OK, so I have to ask myself what is it that has me the most annoyed, is it the fact that I love going into the City and we never do? The fact that Steve actually initiated going into the City and doing something other than trips to Target or Big Lots! ? Is it the fact that we've had this membership to CHAOS since Christmas and we've yet to use it? OR is it that I have a 7 year old son who refuses to use the toilet to pee and poop?

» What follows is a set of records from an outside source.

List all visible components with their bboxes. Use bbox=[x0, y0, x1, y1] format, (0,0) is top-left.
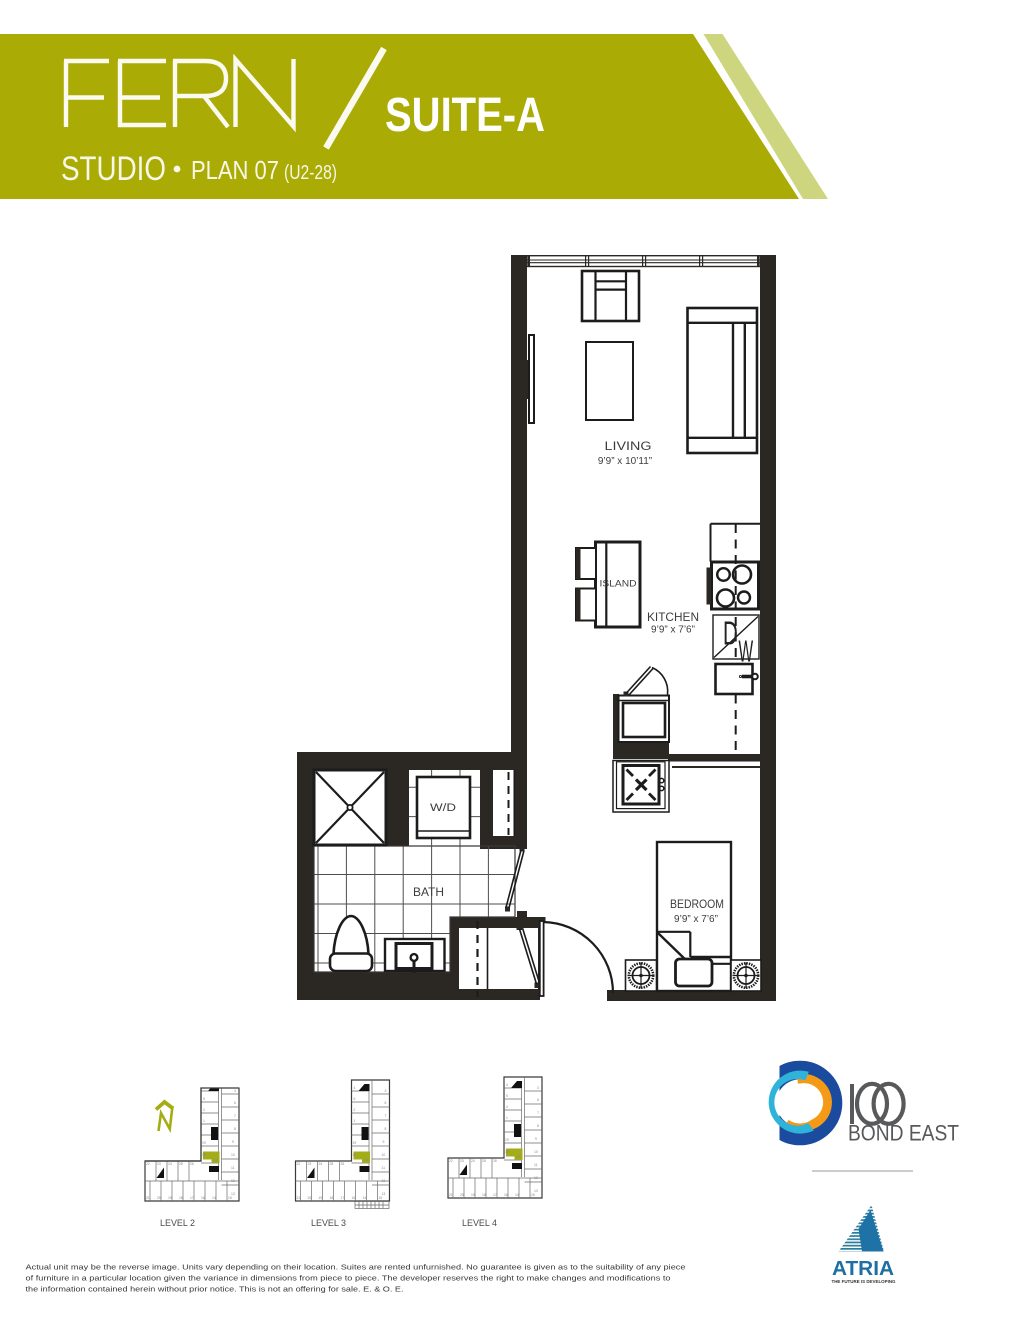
svg-text:SUITE-A: SUITE-A bbox=[385, 89, 545, 142]
svg-text:13: 13 bbox=[231, 1192, 235, 1196]
svg-text:18: 18 bbox=[179, 1196, 183, 1200]
svg-text:BOND EAST: BOND EAST bbox=[848, 1121, 959, 1146]
svg-text:20: 20 bbox=[214, 1158, 218, 1162]
svg-text:STUDIO: STUDIO bbox=[61, 150, 166, 188]
svg-text:D: D bbox=[723, 614, 738, 651]
svg-text:7: 7 bbox=[234, 1114, 236, 1118]
svg-text:LIVING: LIVING bbox=[605, 439, 652, 453]
svg-text:9’9” x 7’6”: 9’9” x 7’6” bbox=[674, 914, 718, 925]
svg-text:Actual unit may be the reverse: Actual unit may be the reverse image. Un… bbox=[26, 1263, 686, 1272]
svg-text:ATRIA: ATRIA bbox=[832, 1258, 894, 1280]
svg-text:26: 26 bbox=[190, 1162, 194, 1166]
svg-text:23: 23 bbox=[157, 1162, 161, 1166]
svg-text:KITCHEN: KITCHEN bbox=[647, 610, 699, 624]
svg-text:LEVEL 3: LEVEL 3 bbox=[311, 1218, 346, 1229]
svg-text:10: 10 bbox=[231, 1153, 235, 1157]
svg-text:THE FUTURE IS DEVELOPING: THE FUTURE IS DEVELOPING bbox=[832, 1279, 896, 1285]
svg-text:BEDROOM: BEDROOM bbox=[670, 899, 724, 911]
svg-text:14: 14 bbox=[212, 1196, 216, 1200]
svg-text:16: 16 bbox=[201, 1196, 205, 1200]
svg-text:22: 22 bbox=[146, 1162, 150, 1166]
svg-text:PLAN 07: PLAN 07 bbox=[191, 155, 279, 185]
svg-text:18: 18 bbox=[202, 1153, 206, 1157]
svg-text:W/D: W/D bbox=[430, 802, 456, 814]
svg-text:17: 17 bbox=[190, 1196, 194, 1200]
svg-text:21: 21 bbox=[146, 1196, 150, 1200]
svg-text:8: 8 bbox=[234, 1127, 236, 1131]
svg-text:LEVEL 4: LEVEL 4 bbox=[462, 1218, 497, 1229]
svg-text:9’9” x 7’6”: 9’9” x 7’6” bbox=[651, 625, 695, 636]
svg-text:15: 15 bbox=[228, 1196, 232, 1200]
svg-text:3: 3 bbox=[234, 1089, 236, 1093]
svg-text:9’9” x 10’11”: 9’9” x 10’11” bbox=[598, 456, 652, 467]
svg-text:LEVEL 2: LEVEL 2 bbox=[160, 1218, 195, 1229]
svg-text:2: 2 bbox=[203, 1108, 205, 1112]
svg-text:12: 12 bbox=[231, 1179, 235, 1183]
svg-text:(U2-28): (U2-28) bbox=[284, 162, 337, 184]
svg-text:ISLAND: ISLAND bbox=[600, 579, 637, 590]
svg-text:5: 5 bbox=[203, 1097, 205, 1101]
svg-text:24: 24 bbox=[168, 1162, 172, 1166]
svg-text:of furniture in a particular l: of furniture in a particular location gi… bbox=[26, 1274, 671, 1283]
svg-text:9: 9 bbox=[232, 1140, 234, 1144]
svg-text:28: 28 bbox=[179, 1162, 183, 1166]
svg-text:11: 11 bbox=[231, 1166, 235, 1170]
svg-text:19: 19 bbox=[202, 1141, 206, 1145]
svg-text:1: 1 bbox=[203, 1119, 205, 1123]
svg-text:the information contained here: the information contained herein without… bbox=[26, 1285, 404, 1294]
svg-text:6: 6 bbox=[234, 1101, 236, 1105]
svg-text:BATH: BATH bbox=[413, 885, 444, 899]
svg-text:19: 19 bbox=[168, 1196, 172, 1200]
svg-text:25: 25 bbox=[157, 1196, 161, 1200]
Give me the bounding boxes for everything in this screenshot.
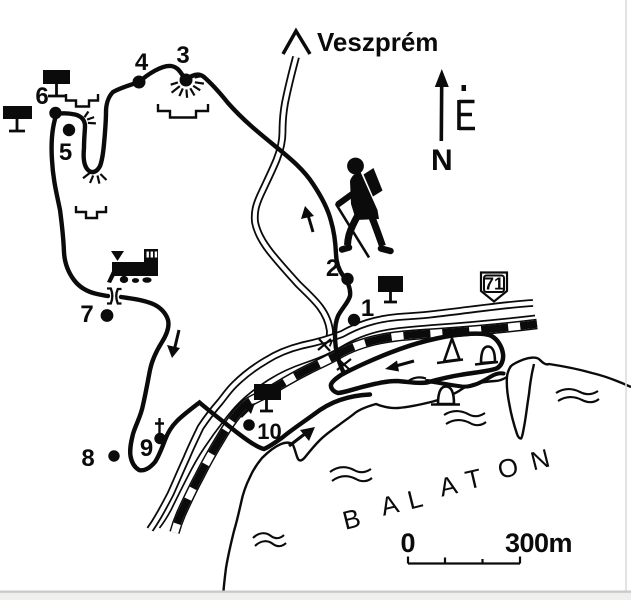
svg-text:4: 4	[135, 49, 149, 76]
svg-text:8: 8	[81, 445, 94, 472]
svg-text:300m: 300m	[505, 528, 572, 558]
svg-text:10: 10	[257, 419, 281, 444]
svg-text:7: 7	[80, 301, 93, 328]
svg-text:Veszprém: Veszprém	[317, 27, 438, 57]
svg-text:71: 71	[484, 274, 504, 294]
svg-text:9: 9	[140, 435, 153, 462]
svg-text:N: N	[431, 144, 453, 177]
svg-text:2: 2	[326, 255, 339, 282]
svg-text:0: 0	[400, 528, 415, 558]
svg-text:1: 1	[361, 295, 374, 322]
svg-text:6: 6	[35, 83, 48, 110]
svg-text:3: 3	[176, 42, 189, 69]
svg-text:5: 5	[59, 139, 72, 166]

Frankly it's a combination of all those things. I have been wanting to go to CHAOS forever and then I thought it would be fun to call our friends who live in the City to see if we could meet for dinner somewhere. So, yeah I'm bummed. I love going into the City. The entire potty training thing is so frustrating, really it truly is. Gabriel is not stupid, he knows what he is and what he is not doing. He is purposely NOT using the toilet. He knows we change in the bathroom, he will hand me the pull up and he'll sit on the potty and in the shower he will pee into the drain just like his dad taught him. So why does he refuse to use the toilet????? I just don't get it. I was so excited about our day today, I was ignoring my headache because I knew that we were going to have a good time. That one incident has really taken all the wind out of my sails and brought me down. I know that I'm not the only mom dealing with this and that's helpful but when the poop happens so badly, it's so hard to not want to scream my head off and then go cry into my pillow or go get a quart of ice cream and eat it all at one time or pour myself a shot (or 2) of tequila at 12:30 in the afternoon. I mean the child has no remorse, could care less how this makes me feel and is not willing to try at all. Did I forget to mention that he's 7? Having Down syndrome is no excuse, yet I think it's become his.

I guess it's time to clean up from my pity party and think about dinner. One more week of summer school and the potty training nazi will have to show herself. When will I get into the City? I don't know, hopefully soon our membership will expire on New Years Eve.